A sharp fall in the Australian carbon price when market trading starts could produce a big drag on the federal budget, the Business Council of Australia has warned in a last-ditch effort to win some changes to the government’s plan.

The council says that if the carbon price fell to $15 a tonne - from the initial $23 fixed price - when the market starts in 2015, the call on the budget would be some $3 billion annually from 2015-16 to 2019-20.

The current price in the European emissions trading scheme (the biggest market) is $A16.22.

The $3 billion estimate is based on modelling the council commissioned from Deloitte for its submission to the parliament inquiry into the legislation, which will be voted on in the House of Representatives next month.

A low trading price would turn the estimated cumulative surplus of $9.6 billion under the scheme in these years into a deficit of $9 billion, the BCA says. ”Should this eventuate this will put more pressure on an already difficult budget position. Without amendment to the legislation the [industry] compensation arrangements … are then at risk of being brought into question.”

The government has said it is not interested in talking about substantive changes to its package although it will consider drafting alterations.
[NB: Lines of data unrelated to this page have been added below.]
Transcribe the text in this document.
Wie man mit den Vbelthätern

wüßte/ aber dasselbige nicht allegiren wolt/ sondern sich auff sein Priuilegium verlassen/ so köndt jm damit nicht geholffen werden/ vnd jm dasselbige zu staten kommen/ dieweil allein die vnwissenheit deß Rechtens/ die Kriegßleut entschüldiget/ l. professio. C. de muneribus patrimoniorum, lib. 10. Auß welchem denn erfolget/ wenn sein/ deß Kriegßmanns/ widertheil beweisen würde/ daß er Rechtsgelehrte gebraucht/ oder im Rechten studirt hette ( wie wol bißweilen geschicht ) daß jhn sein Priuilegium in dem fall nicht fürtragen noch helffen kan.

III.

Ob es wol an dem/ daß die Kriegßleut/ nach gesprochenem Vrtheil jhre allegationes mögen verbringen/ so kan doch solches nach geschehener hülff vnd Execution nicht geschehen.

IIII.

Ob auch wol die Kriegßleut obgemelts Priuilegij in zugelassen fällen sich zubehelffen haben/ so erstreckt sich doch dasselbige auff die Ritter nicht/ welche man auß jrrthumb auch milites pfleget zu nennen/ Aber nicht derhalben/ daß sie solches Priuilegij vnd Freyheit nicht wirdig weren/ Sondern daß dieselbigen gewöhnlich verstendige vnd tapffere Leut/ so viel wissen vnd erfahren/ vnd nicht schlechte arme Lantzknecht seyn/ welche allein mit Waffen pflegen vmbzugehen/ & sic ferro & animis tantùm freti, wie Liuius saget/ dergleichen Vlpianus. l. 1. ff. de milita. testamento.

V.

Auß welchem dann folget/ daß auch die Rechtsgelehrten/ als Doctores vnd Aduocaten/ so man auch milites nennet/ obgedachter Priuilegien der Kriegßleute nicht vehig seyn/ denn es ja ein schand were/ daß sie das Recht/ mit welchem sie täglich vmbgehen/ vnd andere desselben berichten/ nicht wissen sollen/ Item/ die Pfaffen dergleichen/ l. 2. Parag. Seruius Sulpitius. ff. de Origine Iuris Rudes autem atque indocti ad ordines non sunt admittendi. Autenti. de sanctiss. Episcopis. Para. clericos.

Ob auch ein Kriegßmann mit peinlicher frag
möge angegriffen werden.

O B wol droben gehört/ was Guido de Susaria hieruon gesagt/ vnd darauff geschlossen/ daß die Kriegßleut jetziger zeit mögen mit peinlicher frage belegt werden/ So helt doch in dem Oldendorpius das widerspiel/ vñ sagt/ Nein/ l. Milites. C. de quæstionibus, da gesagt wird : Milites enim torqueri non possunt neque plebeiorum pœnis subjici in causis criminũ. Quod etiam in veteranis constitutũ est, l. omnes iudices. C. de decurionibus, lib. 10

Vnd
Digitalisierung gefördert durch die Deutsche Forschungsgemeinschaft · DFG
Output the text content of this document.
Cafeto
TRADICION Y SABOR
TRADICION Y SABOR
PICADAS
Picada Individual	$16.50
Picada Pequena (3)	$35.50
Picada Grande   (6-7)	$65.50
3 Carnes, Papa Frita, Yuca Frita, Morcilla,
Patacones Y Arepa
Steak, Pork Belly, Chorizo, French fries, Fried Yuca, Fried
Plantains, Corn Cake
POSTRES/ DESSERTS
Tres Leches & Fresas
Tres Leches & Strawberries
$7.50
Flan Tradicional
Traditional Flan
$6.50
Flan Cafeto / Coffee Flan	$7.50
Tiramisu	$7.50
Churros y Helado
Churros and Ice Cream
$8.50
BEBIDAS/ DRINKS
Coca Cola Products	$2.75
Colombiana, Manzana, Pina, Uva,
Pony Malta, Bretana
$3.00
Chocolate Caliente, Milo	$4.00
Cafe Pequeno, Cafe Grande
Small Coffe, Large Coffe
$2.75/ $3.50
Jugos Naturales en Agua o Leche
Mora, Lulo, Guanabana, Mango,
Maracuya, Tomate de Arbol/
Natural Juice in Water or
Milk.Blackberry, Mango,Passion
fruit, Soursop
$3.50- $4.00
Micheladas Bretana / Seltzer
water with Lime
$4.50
But BCA chief executive Jennifer Westacott said: ”It’s our responsibility to highlight risks - and hope that people will act responsibly. We’re appealing to the whole parliament.”

The submission strongly challenges the Treasury modelling assumptions, describing a number of them as ”optimistic and untested”, including about what other countries will do.

It calls for removal of a 2050 target - an 80 per cent cut in emissions below 2000 levels - from the legislation, saying the target should only be set by a parliamentary vote following a comprehensive review.

The legislation should contain an explicit commitment to maintain the compensation, the BCA says. It also wants the vote delayed until the Parliament sees the detailed regulations to be made under the legislation, and better protections written in for trade-exposed industries and electricity generators.

It says the scheme as designed presents considerable risks to Australia in the long term and does not fully address ”the competitiveness risks for Australian industry in the absence of binding international agreements including all major emitters”.

The submission argues again for a much lower starting price.